With zero lesson notes and no syllabus or textbook in sight I started the lesson by asking “how are you?” – hoping the rest would follow suit. They all responded in unison “we are fine”. This perfectly practiced response struck home to me the fact that every time I had asked a Ghanaian how they were – or in fact how anything was or could be – the response was “fine”. So I decided to teach them alternative responses to the question “how are you?”. By the end of the lesson I asked them the question again and received “fantastic”, “really brilliant” and “quite superb” amongst many other, equally enthusiastic, answers.

This class turned out to be the class I taught English grammar and mathematics to so I saw them every day. To start each lesson I would test them on what I had taught them on my second day and to begin with it took at least three repetitions of the question before they cottoned on to what I wanted them to say instead of “fine”. On the morning of their end of year English exam I walked round the class as they furiously crammed all last minute knowledge into their heads. I dutifully went up to each cluster huddled round the few textbooks between them and answered any for questions they might have. Asking them how they were, their anxious faces looked up at me and answered just how I’d taught them to – one response which was completely new was “incredibly excellent”. So if you ever go to Ghana, ask someone how they are and are received with an exceptionally energetic response ask them if they were taught by “Sir Ecta” at IMFH Basic School.

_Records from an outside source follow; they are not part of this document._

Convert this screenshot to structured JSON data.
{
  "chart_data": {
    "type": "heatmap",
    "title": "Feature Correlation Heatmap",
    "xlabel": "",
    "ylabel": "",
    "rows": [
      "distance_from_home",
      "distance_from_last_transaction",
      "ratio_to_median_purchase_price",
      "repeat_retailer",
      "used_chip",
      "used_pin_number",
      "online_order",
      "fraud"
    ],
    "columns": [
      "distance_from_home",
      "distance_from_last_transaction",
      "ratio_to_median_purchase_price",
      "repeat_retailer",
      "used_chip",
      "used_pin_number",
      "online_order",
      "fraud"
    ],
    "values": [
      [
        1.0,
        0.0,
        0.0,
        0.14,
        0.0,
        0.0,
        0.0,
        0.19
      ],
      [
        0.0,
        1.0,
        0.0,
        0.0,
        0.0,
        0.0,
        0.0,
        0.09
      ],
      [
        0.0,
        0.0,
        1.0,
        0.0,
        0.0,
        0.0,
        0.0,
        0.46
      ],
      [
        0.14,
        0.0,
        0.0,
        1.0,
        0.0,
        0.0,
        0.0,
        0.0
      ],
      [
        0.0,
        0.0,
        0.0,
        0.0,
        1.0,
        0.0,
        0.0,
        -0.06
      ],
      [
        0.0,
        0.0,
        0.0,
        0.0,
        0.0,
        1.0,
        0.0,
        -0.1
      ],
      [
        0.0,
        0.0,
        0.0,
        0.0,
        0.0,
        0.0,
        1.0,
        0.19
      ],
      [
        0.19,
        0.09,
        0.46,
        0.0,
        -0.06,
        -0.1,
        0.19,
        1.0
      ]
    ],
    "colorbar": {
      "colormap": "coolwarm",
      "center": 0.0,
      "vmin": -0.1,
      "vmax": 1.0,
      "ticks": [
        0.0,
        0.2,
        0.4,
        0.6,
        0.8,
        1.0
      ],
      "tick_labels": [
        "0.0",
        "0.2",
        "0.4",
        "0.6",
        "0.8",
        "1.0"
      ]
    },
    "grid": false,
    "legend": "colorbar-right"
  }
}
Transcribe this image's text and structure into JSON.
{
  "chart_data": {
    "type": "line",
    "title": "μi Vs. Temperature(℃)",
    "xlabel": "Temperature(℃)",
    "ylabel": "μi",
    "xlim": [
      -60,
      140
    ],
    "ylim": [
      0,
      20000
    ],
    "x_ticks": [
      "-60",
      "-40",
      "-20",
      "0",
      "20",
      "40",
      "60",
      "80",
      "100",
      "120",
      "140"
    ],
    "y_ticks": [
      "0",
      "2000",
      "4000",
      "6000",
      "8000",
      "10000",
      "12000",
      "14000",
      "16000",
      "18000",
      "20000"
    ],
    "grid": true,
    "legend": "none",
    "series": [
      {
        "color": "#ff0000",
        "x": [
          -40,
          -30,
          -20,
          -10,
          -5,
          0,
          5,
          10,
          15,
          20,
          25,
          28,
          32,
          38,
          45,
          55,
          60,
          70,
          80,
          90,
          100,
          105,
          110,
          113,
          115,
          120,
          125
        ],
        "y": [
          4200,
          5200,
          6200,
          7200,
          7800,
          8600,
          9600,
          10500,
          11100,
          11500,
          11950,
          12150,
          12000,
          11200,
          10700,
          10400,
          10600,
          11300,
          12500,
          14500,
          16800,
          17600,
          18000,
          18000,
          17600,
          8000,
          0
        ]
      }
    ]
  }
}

I feel like my time at IMFH was spent achieving lots of little things as opposed to large projects. I spent a lot of time talking with the older children about their futures. It’s unbelievable how influenced they are by the little media they come into contact with. All the boys’ idols are either footballers or musicians and so as a result they all have unrealistic aspirations of becoming footballers in Europe or recording a song with a record label in Accra and making it big. While there’s nothing I’d like more than for them to achieve their dreams I thought it was important to discuss with them what their back up plans might be. Becoming an accountant, social worker or architect had not crossed any of their minds. Jobs which most would assume are few and far between in developing Africa but in fact are in demand and only going to become more sought after as Ghana’s economy grows and its infrastructure expands.

I think heading off all those months ago I was really naïve with regard to how challenging the whole experience would actually be. I expected to adapt to the culture and climate in days when in reality it took a couple of months until I called IMFH home. I didn’t anticipate I’d miss family and friends as much as I did and I didn’t I think teaching would be such a challenge. However I also didn’t expect I’d develop anywhere near the kind of relationship I did have with the children there. I hoped I’d have a fun teacher-student relationship at most but in reality I ended up playing a big brother/friend/parent role with the children in the House. This aspect was definitely the highlight of my time away and I’ve made memories with these children that I’ll never forget.

It’s also really put into perspective for me how human relationships work and how people with such different backgrounds can become so close without technology or social media, a concept I think my generation finds difficult to grasp. I’ll be forever grateful to all those people and charities that helped me get to Ghana and to my extended Ghanaian family for making the experience so unforgettable. I truly hope to see them all again.